Setelah mengantarkan saya di depan kosan, saya pun memberikan bayaran 5 ribu sesuai dengan kesepakatan awal. Saya memprediksi bahwa bapak tersebut akan muram saat saya benar hanya memberikan 5 ribu kepadanya. Bapak itu berkata sambil tersenyum sebelum menerima uang saya,

"Terima kasih dek, Tuhan memberkati"

Saya yang saat itu hanya memberikan uang tanpa tersenyum hanya dapat membalas bapak itu dengan berkata,

"sama-sama pak"

Seketika saya merasa malu sudah banyak berprasangka buruk kepada bapak yang baik hati itu.

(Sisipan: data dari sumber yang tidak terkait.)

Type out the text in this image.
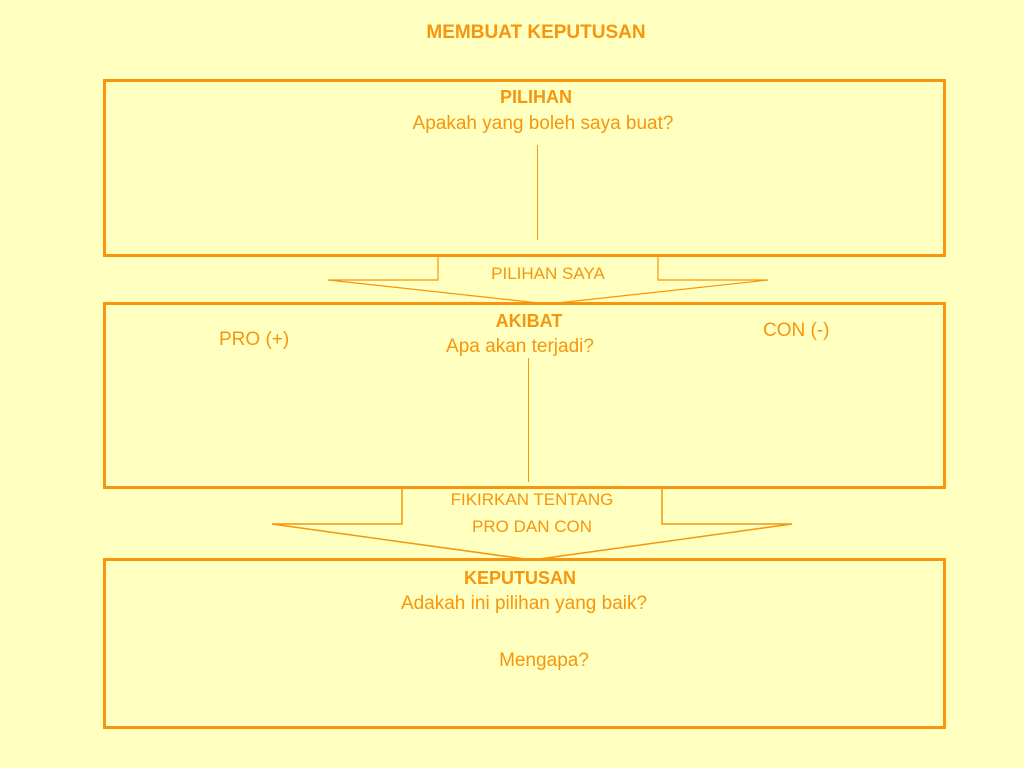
MEMBUAT KEPUTUSAN
PILIHAN
Apakah yang boleh saya buat?
PILIHAN SAYA
AKIBAT
Apa akan terjadi?
PRO (+)	CON (-)
FIKIRKAN TENTANG
PRO DAN CON
KEPUTUSAN
Adakah ini pilihan yang baik?
Mengapa?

Kota Jakarta tidak melulu dipenuhi penipu, dan berbagai orang malas yang tidak puas dengan keadaan yang dimilikinya. Bapak itu menerima uang suka rela saya dengan penuh syukur dan terlihat sangat senang. Mungkin bapak itu menganggap saya sudah membantunya memberikan penghasilan tambahan untuknya hari ini, namun sebenarnya bapak tersebutlah yang telah menolong saya sangat banyak. Bapak itu seperti wujud perpanjangan tangan Tuhan yang ingin menolongku mengantarkanku ke kosan yang saat itu sedang over exhausted tapi keras kepala tetap ingin jalan kaki ke kosan. Bapak itu juga mengajarkan bagaimana kita harus selalu semangat, seperti dia yang setiap hari mencari peruntungan lain selain kerjaan dia sehari-hari di kantor. Pengalaman ini menolongku untuk belajar lebih bersyukur lagi setiap harinya. Terima kasih kepada bapak yang berwajah dan berhati baik. Pertemuan singkat ini mengajarkanku banyak hal baru dari salah satu sudut kota ini.

Tuhan memberkati bapak dan sekeluarga.